Seychelles’ Supreme Court reopens under the theme “Without Fear or Favour”
‘Without Fear or Favor’ is the theme that the Seychelles’ Supreme Court re-opened under for 2019 on Thursday, a theme that will focus on decisions made by the constitution.
“For 2019 we are shifting our focus from the institutional and physical into how we make decisions. We are focusing this year on the fundamental tenet of constitutionalism – the requirement of a functioning democracy that Judges and Magistrates make decisions ‘Without Fear or Favor,” said the chief justice Mathilda Twomey.
Twomey added that the theme applies not only to the judges and lawyers, but also to other judiciary staff. The chief justice asked all staff “to challenge themselves, ensuring that all litigants and lawyers get the same level treatment and job is done with all diligence and to the best of abilities.”
As it is customary, the re-opening of the court started with the traditional religious service which was held at the Cathedral of Immaculate Conception. It was Bishop Denis Wiehe who lead the interfaith service, which was followed by a procession through the island nation’s capital led by the chief justice.
As it is customary, the re-opening of the court started with the traditional religious service which was held at the Cathedral of Immaculate Conception followed by a procession through the island nation’s capital led by the chief justice. (Thomas Meriton) Photo License: CC-BY
The procession ended with a motorcade to the Palais de Justice at Ile du Port, a man-made island on the outskirts of Victoria, the capital of Seychelles, an archipelago in the western Indian Ocean.
Reflecting on the past year, Twomey said that in the courtroom, there has been a reduction in the number of filed cases which allowed her and her team to further reduce the backlogged cases, in line with their strategic plan.
“Of the 3,705 cases which were completed across our courts in 2018, an amount that does not include the Family and Employment Tribunals, 258 were backlogged cases,” said Twomey.
A case is considered backlogged if it “was filed during a year three or more years prior to the current year.” In other words, cases filed in 2016 or earlier constitute our ‘backlog’ in 2019.
“As of January 2019, we only have 282 backlogged cases on the cause list, which is significantly down from 409 backlogged cases pending in January 2018,” added Twomey.
The Chief Justice added that “for a court to be deemed “healthy”, the goal is to reach a plateau where our backlog is a nominal percentage of the total cases, and our number of completed cases is largely on par with the number of cases filed.”
“We are excelling in both of the fields, performing better with each year. This is largely due to the hard work being put in by each of our judges and magistrates,” said Twomey.

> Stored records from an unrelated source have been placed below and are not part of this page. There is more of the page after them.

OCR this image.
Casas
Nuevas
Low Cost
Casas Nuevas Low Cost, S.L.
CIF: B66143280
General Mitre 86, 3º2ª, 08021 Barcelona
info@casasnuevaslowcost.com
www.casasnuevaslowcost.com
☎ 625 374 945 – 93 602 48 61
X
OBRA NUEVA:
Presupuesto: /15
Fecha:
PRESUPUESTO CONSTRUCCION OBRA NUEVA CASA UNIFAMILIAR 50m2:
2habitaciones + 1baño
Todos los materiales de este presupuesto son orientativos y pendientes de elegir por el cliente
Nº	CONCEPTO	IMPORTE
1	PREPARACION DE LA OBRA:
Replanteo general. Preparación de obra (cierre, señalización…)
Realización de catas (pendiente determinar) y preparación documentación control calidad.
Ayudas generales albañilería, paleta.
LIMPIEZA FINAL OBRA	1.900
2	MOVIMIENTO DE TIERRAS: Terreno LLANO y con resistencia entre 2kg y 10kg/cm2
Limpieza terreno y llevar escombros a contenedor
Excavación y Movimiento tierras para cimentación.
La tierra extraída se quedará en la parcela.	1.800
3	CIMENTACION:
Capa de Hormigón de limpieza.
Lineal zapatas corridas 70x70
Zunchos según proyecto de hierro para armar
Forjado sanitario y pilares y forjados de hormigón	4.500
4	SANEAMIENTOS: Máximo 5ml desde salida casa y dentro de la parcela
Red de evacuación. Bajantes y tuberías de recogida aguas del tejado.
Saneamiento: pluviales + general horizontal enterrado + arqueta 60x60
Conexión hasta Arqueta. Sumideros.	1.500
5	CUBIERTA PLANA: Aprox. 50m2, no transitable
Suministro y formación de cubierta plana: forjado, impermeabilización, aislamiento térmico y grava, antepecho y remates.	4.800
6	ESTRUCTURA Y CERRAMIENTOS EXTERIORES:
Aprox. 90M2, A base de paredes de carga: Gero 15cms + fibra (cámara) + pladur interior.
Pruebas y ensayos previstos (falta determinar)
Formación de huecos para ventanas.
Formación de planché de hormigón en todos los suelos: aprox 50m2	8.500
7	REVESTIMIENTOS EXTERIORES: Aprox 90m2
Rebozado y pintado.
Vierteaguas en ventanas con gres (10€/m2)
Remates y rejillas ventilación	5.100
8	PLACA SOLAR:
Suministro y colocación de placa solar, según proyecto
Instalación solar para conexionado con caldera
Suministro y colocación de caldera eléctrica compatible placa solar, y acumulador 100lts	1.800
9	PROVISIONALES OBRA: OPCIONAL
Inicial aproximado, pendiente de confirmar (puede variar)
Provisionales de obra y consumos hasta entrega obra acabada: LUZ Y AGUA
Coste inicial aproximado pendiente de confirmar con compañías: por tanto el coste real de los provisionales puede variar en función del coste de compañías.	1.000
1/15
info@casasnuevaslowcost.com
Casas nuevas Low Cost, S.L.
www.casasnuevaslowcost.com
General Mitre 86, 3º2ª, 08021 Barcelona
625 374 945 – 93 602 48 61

For 2019 the Seychelles’ Supreme Court will be shifting their focus from the institutional and physical into how they make decisions (Thomas Meriton) Photo License: CC-BY
It was outlined that in 2018 there was significantly less movement of judges and magistrates than in the previous years. During the same year, the first stone for the new magistrates’ court was laid, the construction of which is expected to be completed by next year. Staff have also benefitted with numerous trainings, both locally and internationally.
The new year gives the high court a new start after controversies seen in 2018. In October last year a tribunal set up to investigate complaints of misbehaviour by the Chief Justice concluded that the evidence does not support the allegations.
The Tribunal had four charges to look in to, including that the Chief Justice abused the authority of her office, destruction of evidence in a case heard by Justice Durai Karunakaran, publication of a report recommending the removal of the Supreme Court judge to the President, and the Chief Justice communications with the Constitutional Appointments Authority, (CAA) in connection with Karunakaran’s fitness for office.
Justice Karunakaran had also filed a case against the former CAA, saying that he did not get a chance to be heard after he was suspended on October 10, 2016. The case was dismissed in June by the Supreme Court on the grounds that the CAA had no legal obligations to allow Karunakaran to be heard.